The jackknife samples are computed by leaving out one observation $x_i$ from a sample $\mathbf{x} = (x_1, x_2, \cdots, x_n)$ at a time:
$$
\mathbf{x}_{(i)} = (x_1, x_2, \cdots, x_{i-1}, x_{i+1}, \cdots, x_n)
$$
for $i = 1, 2, \cdots, n$. The $i$th jackknife replication $\hat{\theta}_{(i)}$ of the statistic $\hat{\theta} = s(\mathbf{x})$ is
$$
\hat{\theta}_{(i)} = s(\mathbf{x}_{(i)}), \forall i = 1, 2, \cdots, n.
$$
Thus, for $\hat{\theta} = \bar{x}$, we have
$$
\begin{equation} \nonumber
\begin{aligned}
s(\mathbf{x}_{(i)}) &= \bar{x}_{(i)} \\

&= \frac{1}{n-1}\sum_{j \ne i}{x_j} \\

&= \frac{n\bar{x} - x_i}{n-1}
\end{aligned}
\end{equation}
$$

The jackknife estimate of standard error is defined by $$ \hat{se}_{jack} = [\frac{n-1}{n}\sum_{i=1}^n{(\hat{\theta}_{(i)} - \hat{\theta}_{(\cdot)})^2}]^{½} $$ where $\hat{\theta}_{(\cdot)} = \frac{1}{n}\sum_{i=1}^n{\hat{\theta}_{(i)}}$.

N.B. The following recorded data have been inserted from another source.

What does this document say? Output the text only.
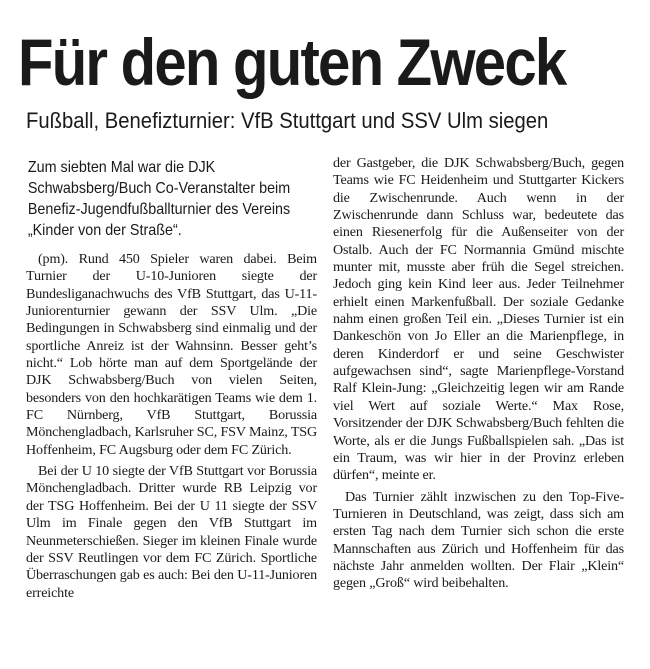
Für den guten Zweck
Fußball, Benefizturnier: VfB Stuttgart und SSV Ulm siegen

Zum siebten Mal war die DJK Schwabsberg/Buch Co-Veranstalter beim Benefiz-Jugendfußballturnier des Vereins „Kinder von der Straße“.

(pm). Rund 450 Spieler waren dabei. Beim Turnier der U-10-Junioren siegte der Bundesliganachwuchs des VfB Stuttgart, das U-11-Juniorenturnier gewann der SSV Ulm. „Die Bedingungen in Schwabsberg sind einmalig und der sportliche Anreiz ist der Wahnsinn. Besser geht’s nicht.“ Lob hörte man auf dem Sportgelände der DJK Schwabsberg/Buch von vielen Seiten, besonders von den hochkarätigen Teams wie dem 1. FC Nürnberg, VfB Stuttgart, Borussia Mönchengladbach, Karlsruher SC, FSV Mainz, TSG Hoffenheim, FC Augsburg oder dem FC Zürich.

Bei der U 10 siegte der VfB Stuttgart vor Borussia Mönchengladbach. Dritter wurde RB Leipzig vor der TSG Hoffenheim. Bei der U 11 siegte der SSV Ulm im Finale gegen den VfB Stuttgart im Neunmeterschießen. Sieger im kleinen Finale wurde der SSV Reutlingen vor dem FC Zürich. Sportliche Überraschungen gab es auch: Bei den U-11-Junioren erreichte

der Gastgeber, die DJK Schwabsberg/Buch, gegen Teams wie FC Heidenheim und Stuttgarter Kickers die Zwischenrunde. Auch wenn in der Zwischenrunde dann Schluss war, bedeutete das einen Riesenerfolg für die Außenseiter von der Ostalb. Auch der FC Normannia Gmünd mischte munter mit, musste aber früh die Segel streichen. Jedoch ging kein Kind leer aus. Jeder Teilnehmer erhielt einen Markenfußball. Der soziale Gedanke nahm einen großen Teil ein. „Dieses Turnier ist ein Dankeschön von Jo Eller an die Marienpflege, in deren Kinderdorf er und seine Geschwister aufgewachsen sind“, sagte Marienpflege-Vorstand Ralf Klein-Jung: „Gleichzeitig legen wir am Rande viel Wert auf soziale Werte.“ Max Rose, Vorsitzender der DJK Schwabsberg/Buch fehlten die Worte, als er die Jungs Fußballspielen sah. „Das ist ein Traum, was wir hier in der Provinz erleben dürfen“, meinte er.

Das Turnier zählt inzwischen zu den Top-Five-Turnieren in Deutschland, was zeigt, dass sich am ersten Tag nach dem Turnier sich schon die erste Mannschaften aus Zürich und Hoffenheim für das nächste Jahr anmelden wollten. Der Flair „Klein“ gegen „Groß“ wird beibehalten.
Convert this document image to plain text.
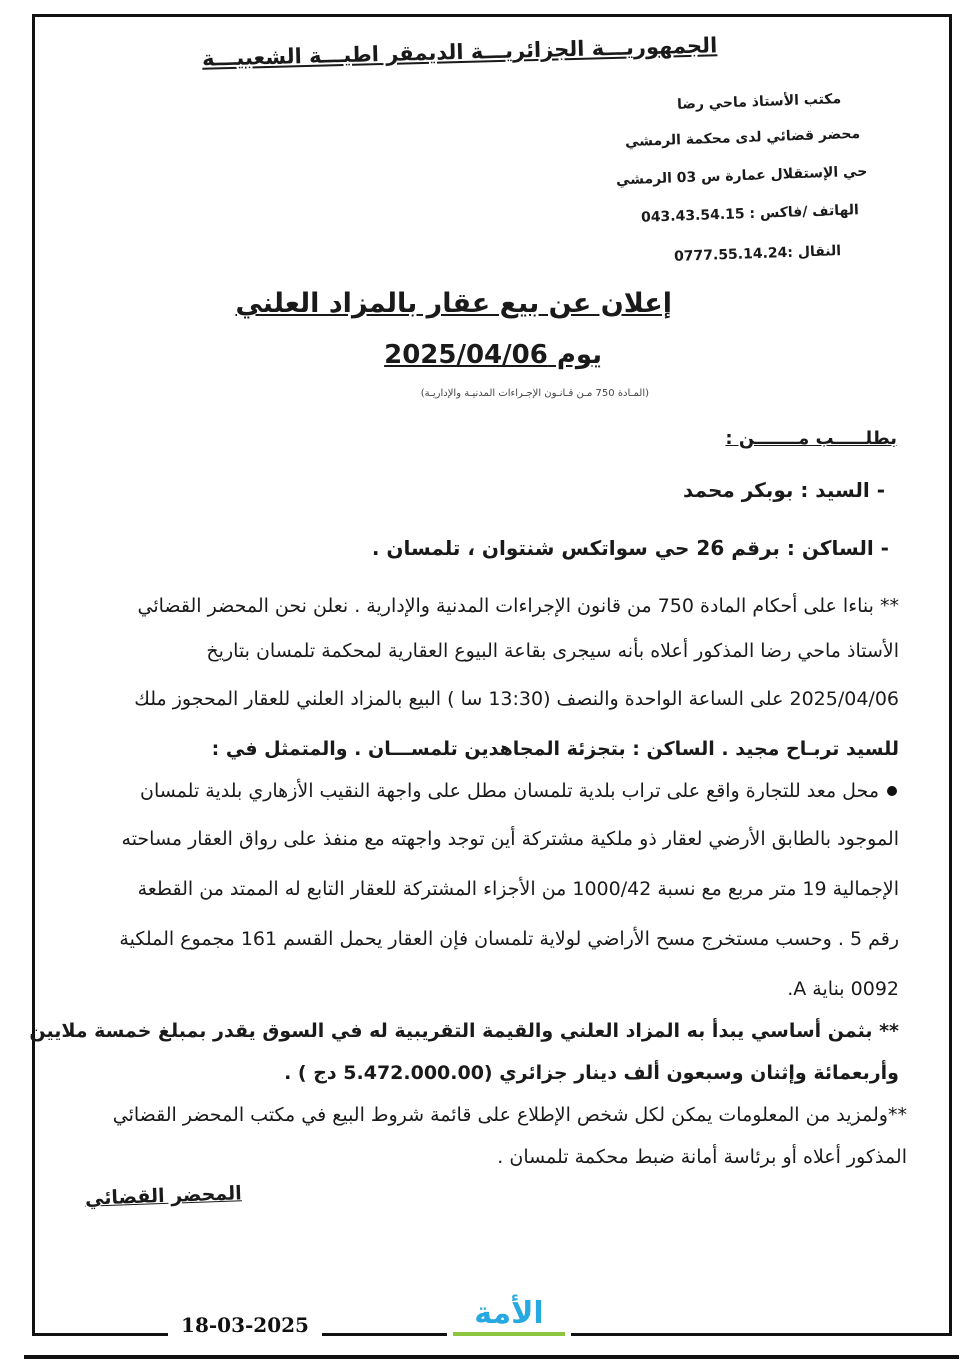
الجمهوريـــة الجزائريـــة الديمقر اطيـــة الشعبيـــة
مكتب الأستاذ ماحي رضا
محضر قضائي لدى محكمة الرمشي
حي الإستقلال عمارة س 03 الرمشي
الهاتف /فاكس : 043.43.54.15
النقال :0777.55.14.24
إعلان عن بيع عقار بالمزاد العلني
يوم 2025/04/06
(المـادة 750 مـن قـانـون الإجـراءات المدنيـة والإداريـة)
بطلـــــب مـــــــن :
- السيد : بوبكر محمد
- الساكن : برقم 26 حي سواتكس شنتوان ، تلمسان .
** بناءا على أحكام المادة 750 من قانون الإجراءات المدنية والإدارية . نعلن نحن المحضر القضائي
الأستاذ ماحي رضا المذكور أعلاه بأنه سيجرى بقاعة البيوع العقارية لمحكمة تلمسان بتاريخ
2025/04/06 على الساعة الواحدة والنصف (13:30 سا ) البيع بالمزاد العلني للعقار المحجوز ملك
للسيد تربـاح مجيد . الساكن : بتجزئة المجاهدين تلمســـان . والمتمثل في :
محل معد للتجارة واقع على تراب بلدية تلمسان مطل على واجهة النقيب الأزهاري بلدية تلمسان
الموجود بالطابق الأرضي لعقار ذو ملكية مشتركة أين توجد واجهته مع منفذ على رواق العقار مساحته
الإجمالية 19 متر مربع مع نسبة 1000/42 من الأجزاء المشتركة للعقار التابع له الممتد من القطعة
رقم 5 . وحسب مستخرج مسح الأراضي لولاية تلمسان فإن العقار يحمل القسم 161 مجموع الملكية
0092 بناية A.
** بثمن أساسي يبدأ به المزاد العلني والقيمة التقريبية له في السوق يقدر بمبلغ خمسة ملايين
وأربعمائة وإثنان وسبعون ألف دينار جزائري (5.472.000.00 دج ) .
**ولمزيد من المعلومات يمكن لكل شخص الإطلاع على قائمة شروط البيع في مكتب المحضر القضائي
المذكور أعلاه أو برئاسة أمانة ضبط محكمة تلمسان .
المحضر القضائي
18-03-2025	الأمة
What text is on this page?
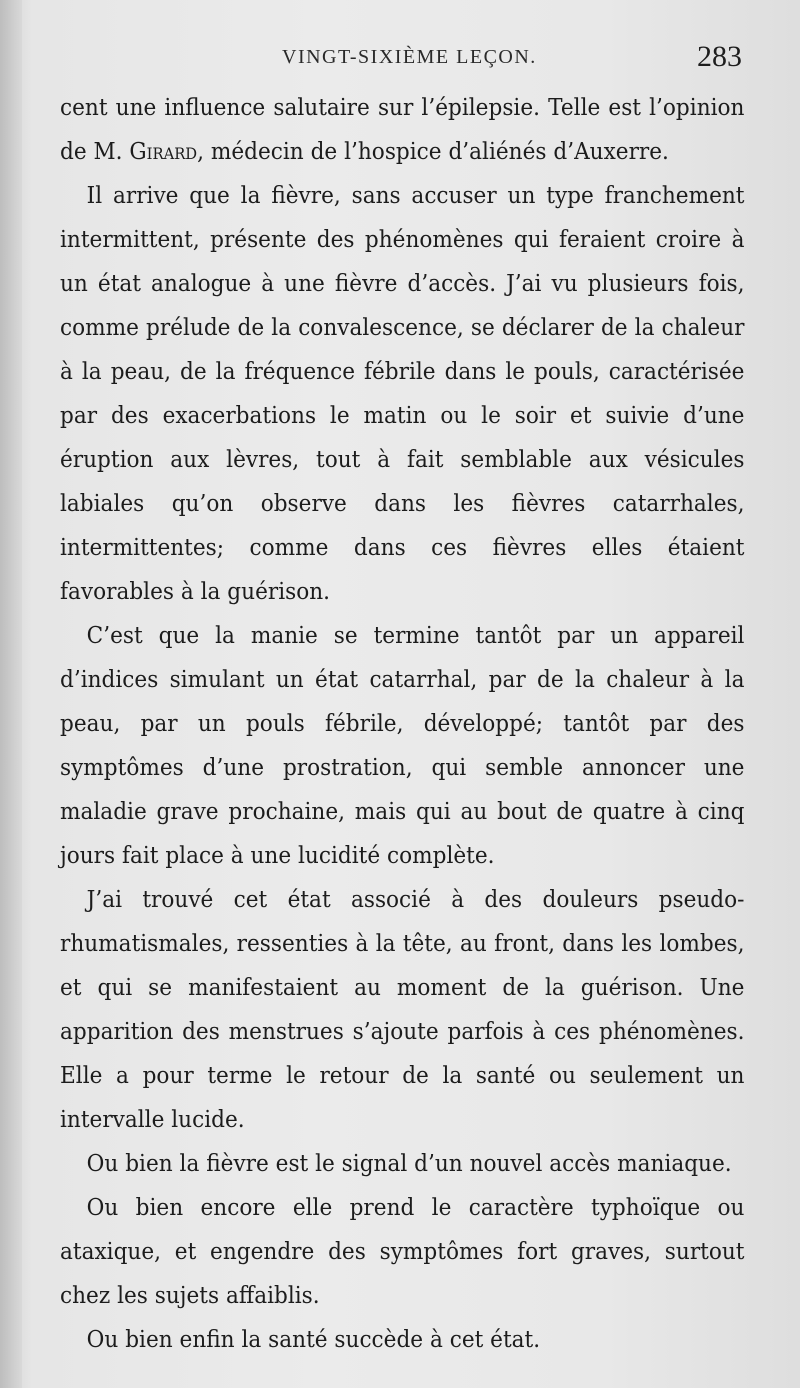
VINGT-SIXIÈME LEÇON.	283

cent une influence salutaire sur l’épilepsie. Telle est l’opinion de M. Girard, médecin de l’hospice d’aliénés d’Auxerre.

Il arrive que la fièvre, sans accuser un type franchement intermittent, présente des phénomènes qui feraient croire à un état analogue à une fièvre d’accès. J’ai vu plusieurs fois, comme prélude de la convalescence, se déclarer de la chaleur à la peau, de la fréquence fébrile dans le pouls, caractérisée par des exacerbations le matin ou le soir et suivie d’une éruption aux lèvres, tout à fait semblable aux vésicules labiales qu’on observe dans les fièvres catarrhales, intermittentes; comme dans ces fièvres elles étaient favorables à la guérison.

C’est que la manie se termine tantôt par un appareil d’indices simulant un état catarrhal, par de la chaleur à la peau, par un pouls fébrile, développé; tantôt par des symptômes d’une prostration, qui semble annoncer une maladie grave prochaine, mais qui au bout de quatre à cinq jours fait place à une lucidité complète.

J’ai trouvé cet état associé à des douleurs pseudo-rhumatismales, ressenties à la tête, au front, dans les lombes, et qui se manifestaient au moment de la guérison. Une apparition des menstrues s’ajoute parfois à ces phénomènes. Elle a pour terme le retour de la santé ou seulement un intervalle lucide.

Ou bien la fièvre est le signal d’un nouvel accès maniaque.

Ou bien encore elle prend le caractère typhoïque ou ataxique, et engendre des symptômes fort graves, surtout chez les sujets affaiblis.

Ou bien enfin la santé succède à cet état.
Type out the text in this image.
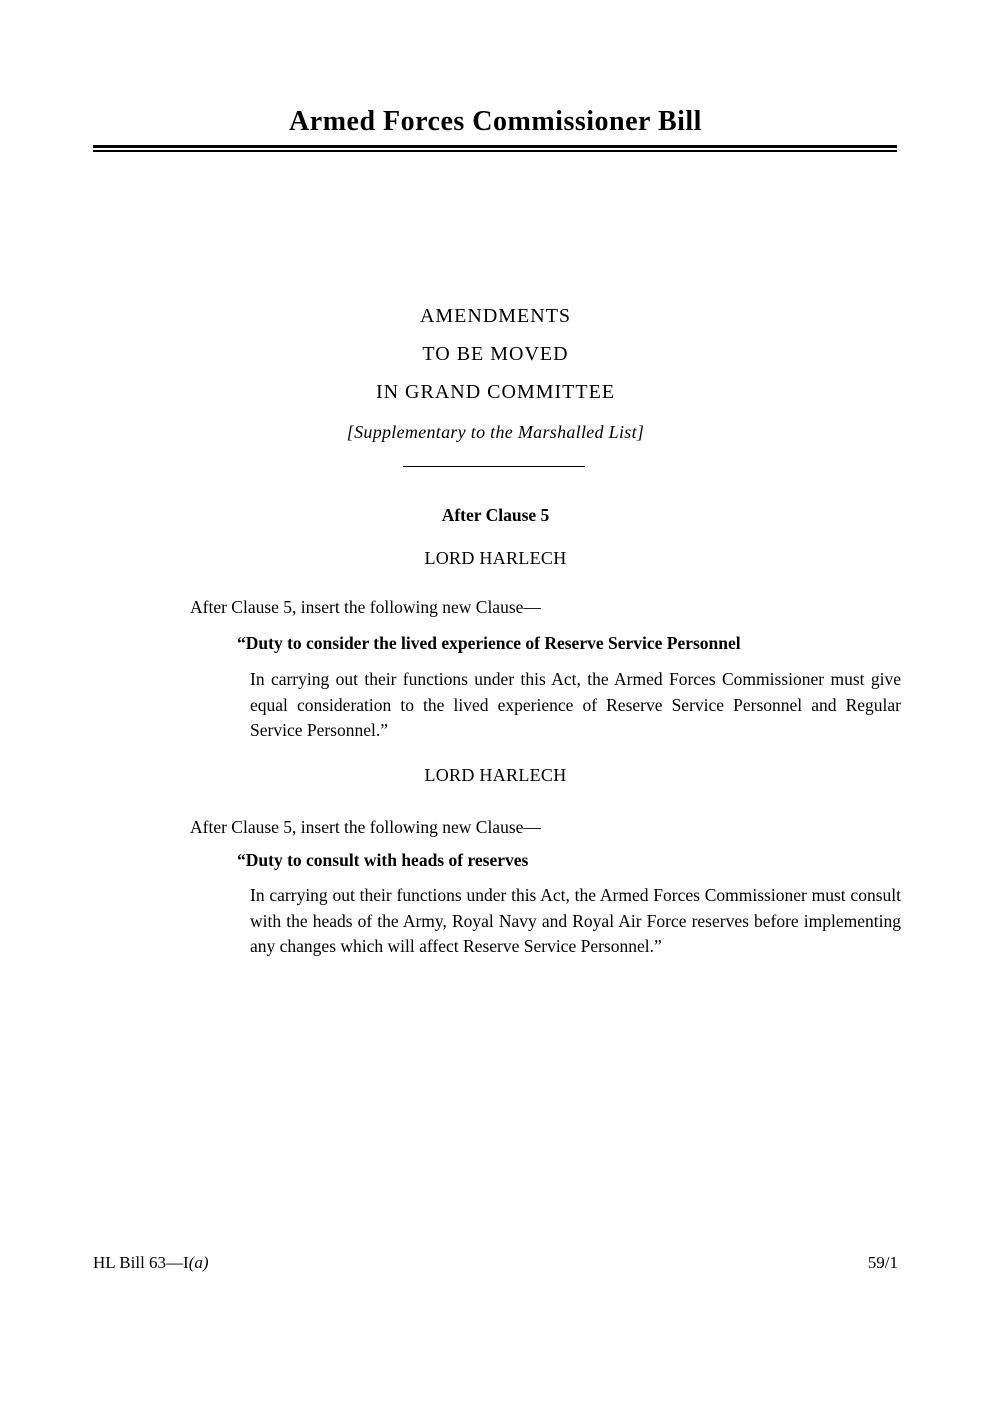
Armed Forces Commissioner Bill
AMENDMENTS
TO BE MOVED
IN GRAND COMMITTEE
[Supplementary to the Marshalled List]
After Clause 5
LORD HARLECH
After Clause 5, insert the following new Clause—
“Duty to consider the lived experience of Reserve Service Personnel
In carrying out their functions under this Act, the Armed Forces Commissioner must give equal consideration to the lived experience of Reserve Service Personnel and Regular Service Personnel.”
LORD HARLECH
After Clause 5, insert the following new Clause—
“Duty to consult with heads of reserves
In carrying out their functions under this Act, the Armed Forces Commissioner must consult with the heads of the Army, Royal Navy and Royal Air Force reserves before implementing any changes which will affect Reserve Service Personnel.”
HL Bill 63—I(a)	59/1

The exact form of the factor $(n-1)/n$ in the above formula is derived by considering the special case $\hat{\theta} = \bar{x}$. For $\hat{\theta} = \bar{x}$, it is easy to show that
$$
\begin{equation} \nonumber
\begin{aligned}
\bar{x}_{(\cdot)} &= \frac{1}{n}\sum_{i=1}^n{\bar{x}_{(i)}} \\

&= \frac{1}{n}\sum_{i=1}^n{\frac{n\bar{x} - x_i}{n-1}} \\

&= \frac{n}{n-1}\bar{x} - \frac{1}{n-1}\frac{1}{n}\sum_{i=1}^n{x_i} \\

&= \frac{n}{n-1}\bar{x} - \frac{1}{n-1}\bar{x} \\

&= \bar{x}
\end{aligned}
\end{equation}
$$
Therefore,
$$
\begin{equation} \nonumber
\begin{aligned}
\hat{se}_{jack} &= [\frac{n-1}{n}\sum_{i=1}^n{(\hat{\theta}_{(i)} - \hat{\theta}_{(\cdot)})^2}]^{½} \\

&= [\frac{n-1}{n}\sum_{i=1}^n{(\bar{x}_{(i)} - \bar{x}_{(\cdot)})^2}]^{½} \\

&= [\frac{n-1}{n}\sum_{i=1}^n{(\frac{n\bar{x} - x_i}{n-1} - \bar{x})^2}]^{½} \\

&= [\frac{1}{n(n-1)}\sum_{i=1}^n{(x_i - \bar{x})^2}]^{½} \\

&= \frac{[\frac{1}{n-1}\sum_{i=1}^n{(x_i - \bar{x})^2}]^{½}}{\sqrt{n}} \\

&= \frac{\hat{\sigma}}{\sqrt{n}} \\

&= \hat{se}(\bar{x})
\end{aligned}
\end{equation}
$$
where $\hat{se}(\bar{x})$ is the unbiased estimate of the standard error of the sample mean, and $\hat{\sigma}$ is unbiased estimate of the standard deviation of the population.

The derivation suggests that the factor $(n-1)/n$ os exactly what is needed to make $\hat{se}_{jack}$ equal to the unbiased estimate of the standard error of the sample mean $\hat{se}(\bar{x})$. It is a somewhat arbitrary convention that $\hat{se}_{jack}$ uses the factor $(n-1)/n$, as in fact, the factor $(n-1)/n$ is derived by considering the special case $\hat{\theta} = \bar{x}$.